The Los Angeles Conservancy is determined to stop them. To bolster its campaign, it has enlisted the National Trust for Historic Preservation, which today put the 726-room Hyatt Regency Century Plaza hotel on its annual list of America’s 11 most endangered historic places.

“By naming this structure to the list, the National Trust is demonstrating that the preservation of recent past and modern buildings is as important to our cultural record as preserving architecture that’s from the Victorian period or Art Deco era,” said Christine Madrid French, director of the trust’s nascent Modernism + Recent Past Initiative.

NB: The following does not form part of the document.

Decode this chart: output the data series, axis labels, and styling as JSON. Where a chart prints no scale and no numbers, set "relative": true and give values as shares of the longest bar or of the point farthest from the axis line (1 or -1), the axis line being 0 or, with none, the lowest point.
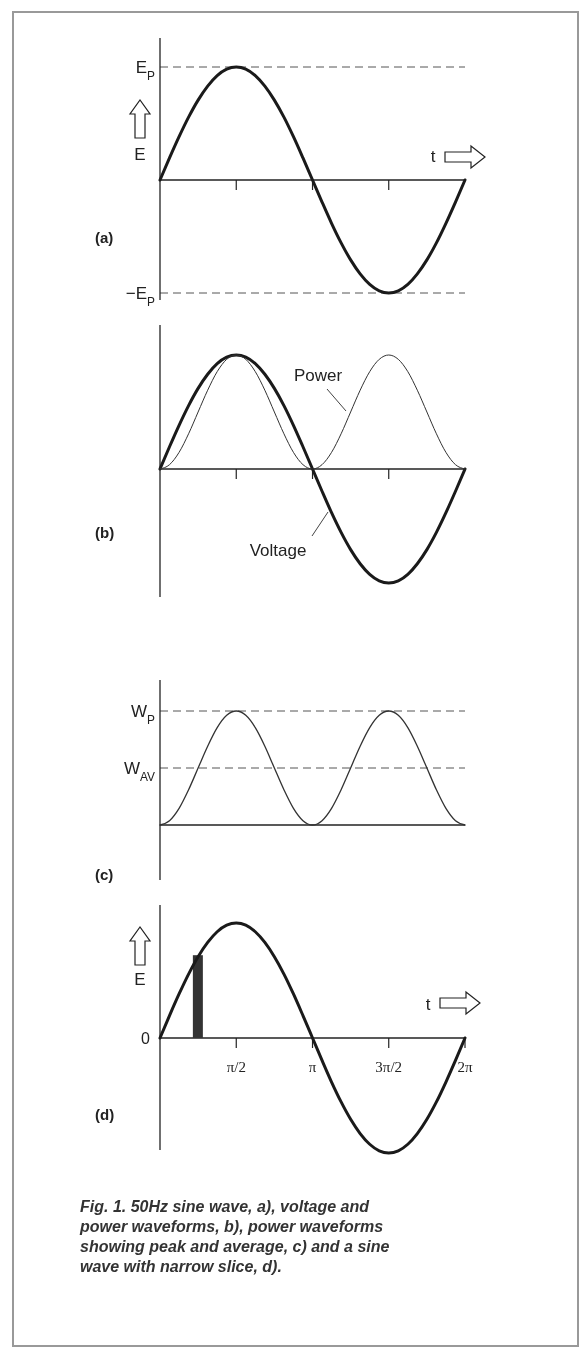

This is lunacy.  I don’t care one way or another whether Michael Rosenfeld gets to build his new complex, but it makes a mockery of historic preservation to pretend that this building deserves to be protected for the rest of time.  It was built in 1966.  Its architect, Minoru Yamasaki, is prominent, but he’s not a native Angeleno and this wasn’t a pivotal work in his career.  The building itself is a fine example of 60s-era modernism, but that’s just another way of saying that it’s also a fairly typical example of 60s-era corporate hotel design.  In its heyday, which lasted for perhaps two decades at most, the Century Plaza attracted plenty of VIP guests, but it never became an iconic structure because of that.  The Los Angeles Conservancy’s page about the hotel is here, and they pretty obviously struggled to figure out a way to make it seem even moderately noteworthy.

The Century Plaza Hotel is a recent building of genuine but modest distinction.  But it escapes me how that qualifies it as a national historic place.  Pretending otherwise does a disservice to genuine history.